Oil dropped after a government report showed that U.S. crude inventories unexpectedly increased last week.
West Texas Intermediate fell as much as 3.6 percent in New York. Stockpiles climbed 7.27 million barrels to 387.2 million in the week ended Dec. 19, the Energy Information Administration said. The report was projected to show a 2.5 million-barrel decline, according to the median estimate in a Bloomberg survey of nine analysts.

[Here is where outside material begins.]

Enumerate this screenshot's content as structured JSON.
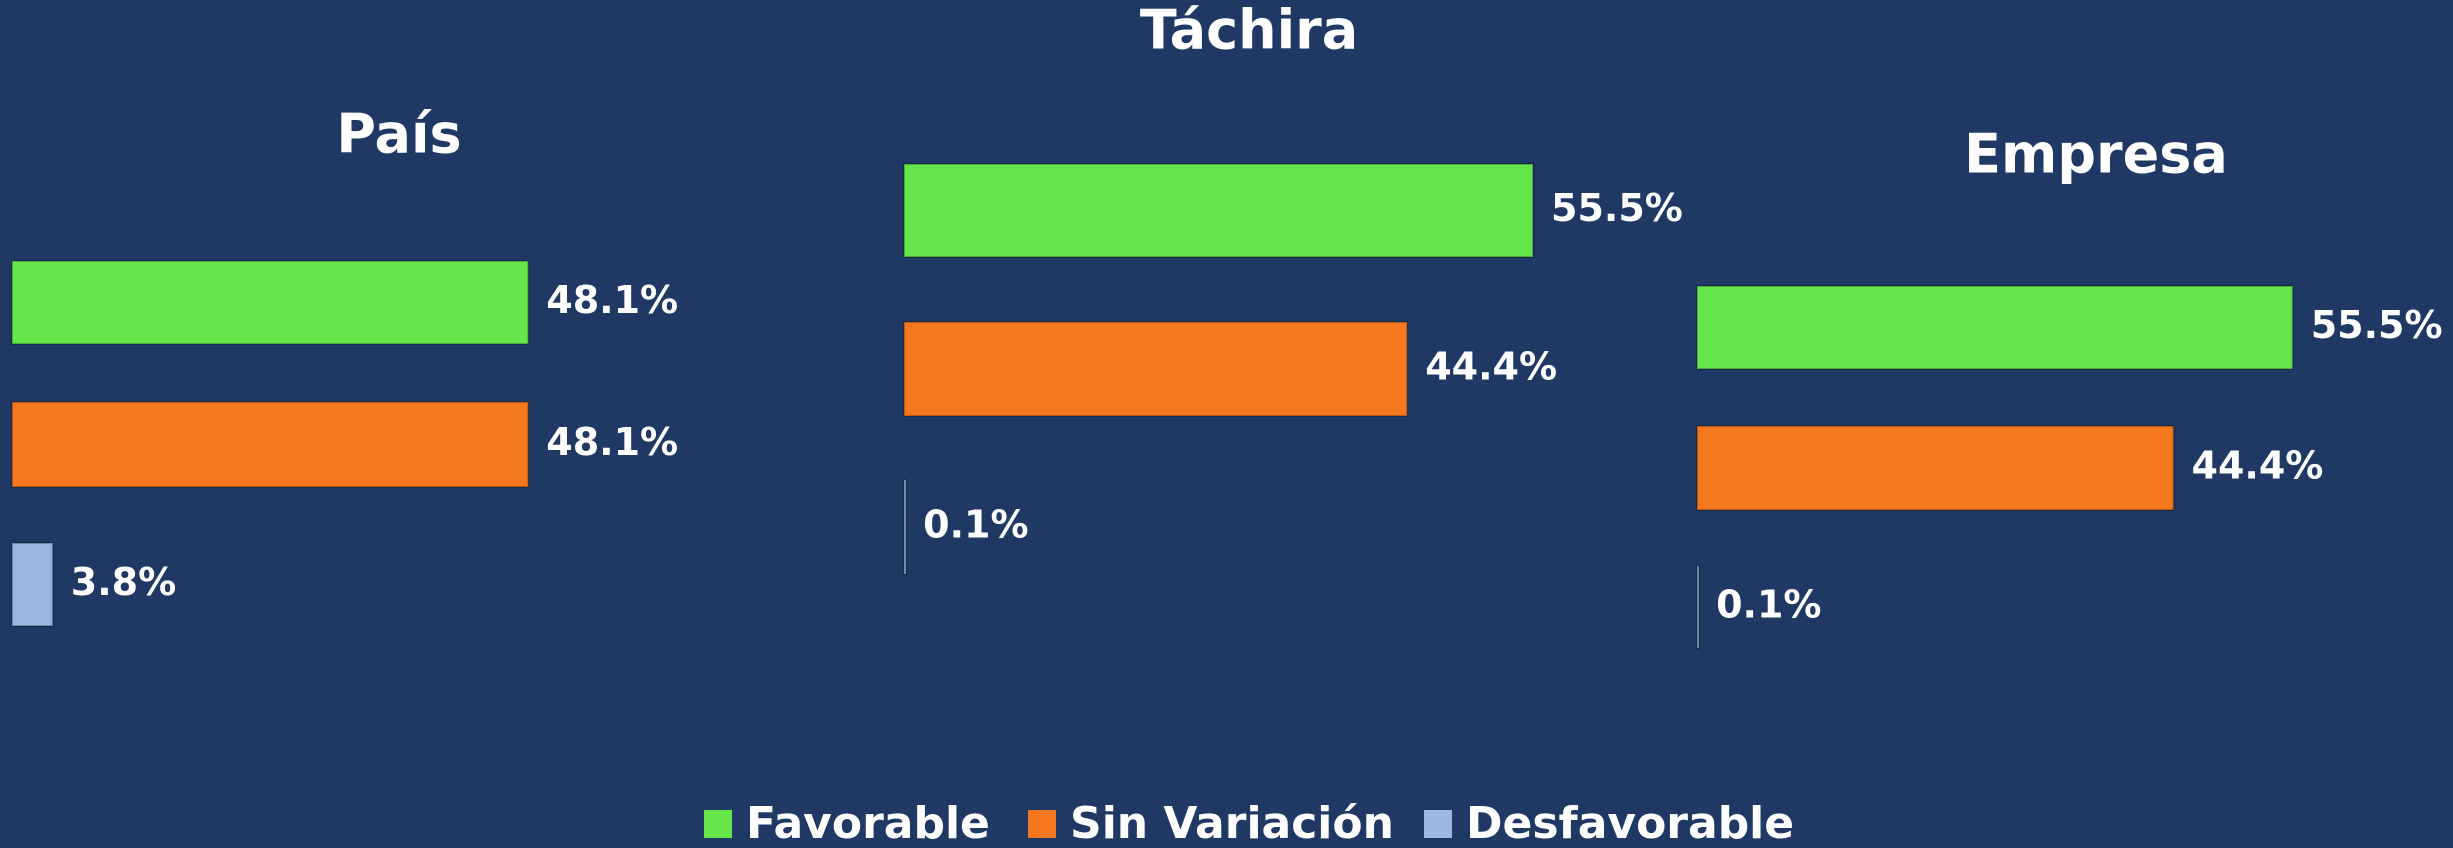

Futures surged yesterday after Commerce Department data showed that the U.S. gross domestic product rose at a 5 percent annual rate from July through September, the most since 2003. Oil is heading for the biggest annual drop since 2008 amid a global glut exacerbated by the highest U.S. output in more than three decades. Prices have dropped about 20 percent since the Organization of Petroleum Exporting Countries decided Nov. 27 to maintain its output ceiling at 30 million barrels a day.
WTI for February delivery fell $1.80 to $55.32 a barrel at 10:31 a.m. on the New York Mercantile Exchange. The contract traded at $55.56 before the release of the report at 10:30 a.m. in Washington.
Brent for February settlement dropped $2.16, or 3.5 percent, to $59.53 a barrel on the London-based ICE Futures Europe exchange.